Learning the Electronic Hamiltonian of Large Atomic Structures (2501.19110v2)

Abstract: Graph neural networks (GNNs) have shown promise in learning the ground-state electronic properties of materials, subverting ab initio density functional theory (DFT) calculations when the underlying lattices can be represented as small and/or repeatable unit cells (i.e., molecules and periodic crystals). Realistic systems are, however, non-ideal and generally characterized by higher structural complexity. As such, they require large (10+ Angstroms) unit cells and thousands of atoms to be accurately described. At these scales, DFT becomes computationally prohibitive, making GNNs especially attractive. In this work, we present a strictly local equivariant GNN capable of learning the electronic Hamiltonian (H) of realistically extended materials.
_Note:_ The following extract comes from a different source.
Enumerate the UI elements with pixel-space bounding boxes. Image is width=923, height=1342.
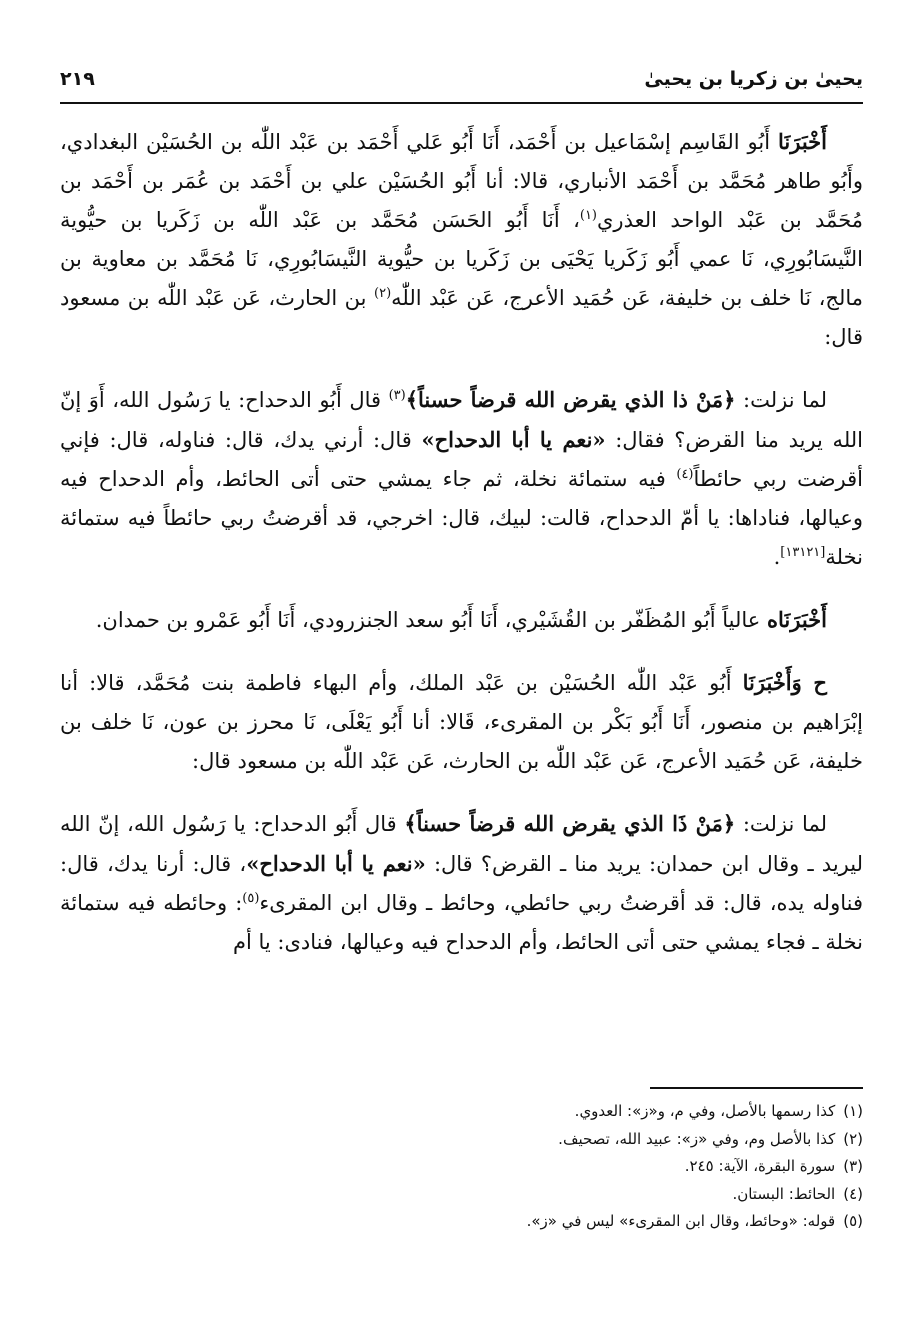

It incorporates an augmented partitioning approach that enables training on arbitrarily large structures while preserving local atomic environments beyond boundaries. We demonstrate its capabilities by predicting the electronic Hamiltonian of various systems with up to 3,000 nodes (atoms), 500,000+ edges, ~28 million orbital interactions (nonzero entries of H), and $\leq$0.53% error in the eigenvalue spectra. Our work expands the applicability of current electronic property prediction methods to some of the most challenging cases encountered in computational materials science, namely systems with disorder, interfaces, and defects.